Summary of the studies on the classification of the thalamoperforating arteries

graphic file with name jkns-47-36-i002.jpg

NA : not appilicable

Pedroza et al.13) reported that about 10% of P1 segments the perforators originated from only one trunk, so occlusion would always cause bilateral thalamopeduncular infarct. In the present study, five (19.2%) of cases, these arteries arose from the P1 segment on each side as a single thick branch. There was only a single thick branch on one side in 11.5% of cases. In such cases the opposite side was supplied by this branch. If this branch arises as a single thick artery, damage to this artery during surgery may cause serious neurological insufficiency. The number and diameter of perforating branches were relatively constant, regardless of the P1 segment size; therefore, a hypoplastic posterior communicating artery or P1 segment supplied the same perforating area as a larger vessel despite its smaller size. This fits with our finding, so the importance of preservation of these vessels deserves emphasis because of the important role of a hypoplastic vessel in supply of the local area. If hypoplastic segments are divided in case of clipping on basilar apex aneurysm, care should be taken not to sacrifice any small perforators17).

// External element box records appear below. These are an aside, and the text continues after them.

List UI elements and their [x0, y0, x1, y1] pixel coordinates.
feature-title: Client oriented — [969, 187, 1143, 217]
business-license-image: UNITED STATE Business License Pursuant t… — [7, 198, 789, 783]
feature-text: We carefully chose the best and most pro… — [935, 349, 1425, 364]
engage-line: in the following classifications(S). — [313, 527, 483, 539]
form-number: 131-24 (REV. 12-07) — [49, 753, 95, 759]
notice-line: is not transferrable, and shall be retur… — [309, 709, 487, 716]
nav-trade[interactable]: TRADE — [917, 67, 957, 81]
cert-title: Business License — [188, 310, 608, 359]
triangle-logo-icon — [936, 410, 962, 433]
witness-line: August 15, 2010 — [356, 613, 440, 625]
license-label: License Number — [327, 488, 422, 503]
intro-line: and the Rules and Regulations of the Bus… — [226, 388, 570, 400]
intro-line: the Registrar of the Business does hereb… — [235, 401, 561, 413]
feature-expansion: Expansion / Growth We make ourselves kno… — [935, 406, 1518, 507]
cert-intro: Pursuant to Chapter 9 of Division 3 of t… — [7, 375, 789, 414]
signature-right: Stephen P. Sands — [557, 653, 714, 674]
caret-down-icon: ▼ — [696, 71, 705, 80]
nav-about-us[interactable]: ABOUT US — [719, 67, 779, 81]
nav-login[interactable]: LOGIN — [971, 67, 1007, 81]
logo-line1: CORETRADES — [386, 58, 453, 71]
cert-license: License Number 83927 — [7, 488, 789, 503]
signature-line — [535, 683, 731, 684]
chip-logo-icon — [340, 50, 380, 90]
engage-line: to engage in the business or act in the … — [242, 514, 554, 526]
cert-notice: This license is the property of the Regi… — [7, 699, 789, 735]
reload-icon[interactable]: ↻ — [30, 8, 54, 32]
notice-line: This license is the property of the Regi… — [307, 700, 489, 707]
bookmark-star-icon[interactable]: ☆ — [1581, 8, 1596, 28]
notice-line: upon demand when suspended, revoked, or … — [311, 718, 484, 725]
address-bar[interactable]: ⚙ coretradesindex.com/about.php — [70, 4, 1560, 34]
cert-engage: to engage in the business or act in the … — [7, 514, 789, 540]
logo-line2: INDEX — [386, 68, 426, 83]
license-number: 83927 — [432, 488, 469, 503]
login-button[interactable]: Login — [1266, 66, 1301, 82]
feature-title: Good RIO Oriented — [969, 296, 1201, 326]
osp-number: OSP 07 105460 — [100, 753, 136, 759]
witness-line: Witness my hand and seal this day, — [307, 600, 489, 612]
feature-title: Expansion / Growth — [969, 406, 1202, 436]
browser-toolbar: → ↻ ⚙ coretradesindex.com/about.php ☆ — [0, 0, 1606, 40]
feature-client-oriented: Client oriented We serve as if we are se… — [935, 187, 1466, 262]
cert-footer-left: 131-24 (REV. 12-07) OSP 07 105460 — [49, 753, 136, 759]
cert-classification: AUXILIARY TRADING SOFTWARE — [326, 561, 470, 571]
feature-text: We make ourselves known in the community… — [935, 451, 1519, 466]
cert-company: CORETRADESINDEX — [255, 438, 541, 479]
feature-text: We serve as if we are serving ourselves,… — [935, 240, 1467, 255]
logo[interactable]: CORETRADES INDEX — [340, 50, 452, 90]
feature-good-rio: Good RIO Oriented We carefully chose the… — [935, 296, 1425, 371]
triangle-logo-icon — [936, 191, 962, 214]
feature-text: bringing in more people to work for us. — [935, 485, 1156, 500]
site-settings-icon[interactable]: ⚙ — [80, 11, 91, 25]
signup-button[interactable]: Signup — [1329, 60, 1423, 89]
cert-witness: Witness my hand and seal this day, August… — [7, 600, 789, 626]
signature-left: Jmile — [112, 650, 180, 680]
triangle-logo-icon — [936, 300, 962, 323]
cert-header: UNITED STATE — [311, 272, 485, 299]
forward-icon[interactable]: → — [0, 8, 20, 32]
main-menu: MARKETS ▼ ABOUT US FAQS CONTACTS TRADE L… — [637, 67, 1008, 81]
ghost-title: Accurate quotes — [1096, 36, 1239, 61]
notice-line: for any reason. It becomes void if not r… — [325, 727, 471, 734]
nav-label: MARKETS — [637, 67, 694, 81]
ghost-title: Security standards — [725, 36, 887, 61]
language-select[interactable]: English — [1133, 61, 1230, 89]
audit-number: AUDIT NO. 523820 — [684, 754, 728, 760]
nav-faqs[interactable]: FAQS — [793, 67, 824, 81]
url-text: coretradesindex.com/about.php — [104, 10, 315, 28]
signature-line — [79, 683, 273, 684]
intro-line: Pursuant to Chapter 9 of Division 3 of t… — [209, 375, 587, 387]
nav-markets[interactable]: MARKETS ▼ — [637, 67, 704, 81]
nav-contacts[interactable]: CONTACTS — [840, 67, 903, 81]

The thalamoperforating arteries enter the brain after passing from the posterior perforated substance, interpeduncular fossa and from the medial side of the cerebral peduncle. These arteries supply the posterior part of the thalamus, the hypothalamus, subthalamus, substantia nigra, red nucleus, oculomotor nucleus, trochlear nucleus, reticular formation of the midbrain, pretectum, rhomboid fossa and posterior part of the internal capsule. Occlusion of the posterior thalamoperforating arteries may produce a variety of syndromes including : contralateral hemiplegia, cerebellar ataxia, or a "rubral" tremor associated with ipsilateral oculomotor nerve paresis. If the lesion affects the subthalamus it may produce contralateral hemiballismus, which abates into choreiform movements with time or treatment.

Percheron14-16) described three possible variations involving the paramedian thalamic-mesencephalic arterial supply : small branches arising from both P1 segments, an asymmetrical common trunk arising from a P1 segment (this variation is called "the artery of Percheron", or an arterial arcade emanating from an artery bridging the two P1 segments. Bilateral thalamic infarcts are uncommon. The paramedian thalamic region is the most commonly affected location, and usually the infarcts are asymmetrical and caused by multiple emboli or small artery disease. Occlusion of "the artery of Percheron" results in bilateral medial thalamic and rostral mesencephalic infarctions with a relatively symmetrical distribution. When "the artery of Percheron" is occluded, the thalamic infarcts are always bilateral and medial. Matheus and Castillo12) propose that, when bilateral medial thalamic infarcts are found, occlusion of "the artery of Percheron" should be considered as the main diagnosis.

Knowledge of the microvascular features of the thalamoperforating arteries is of paramount importance for surgeons approaching vascular lesions of this area, particularly basilar top aneurysms, and also importance for neurologist and neurointerventionists for ischemic lesion involving BA and P1 segment of PCA. Awareness of variations in the basilar and posterior cerebral arteries is important for the treatment of aneurysms of these arteries because their number arising from the P1 segment is variable. They can arise as a single thick branch or one, two or multiple small branches.

CONCLUSION

Variations in the origin of the thalamoperforating arteries should be keep in mind to perform the surgical clipping, endovascular treatment or operation involving the interpeduncular fossa. Particularly, unilateral single branch seems to be very risky and significant for surgical technique or endovascular treatment.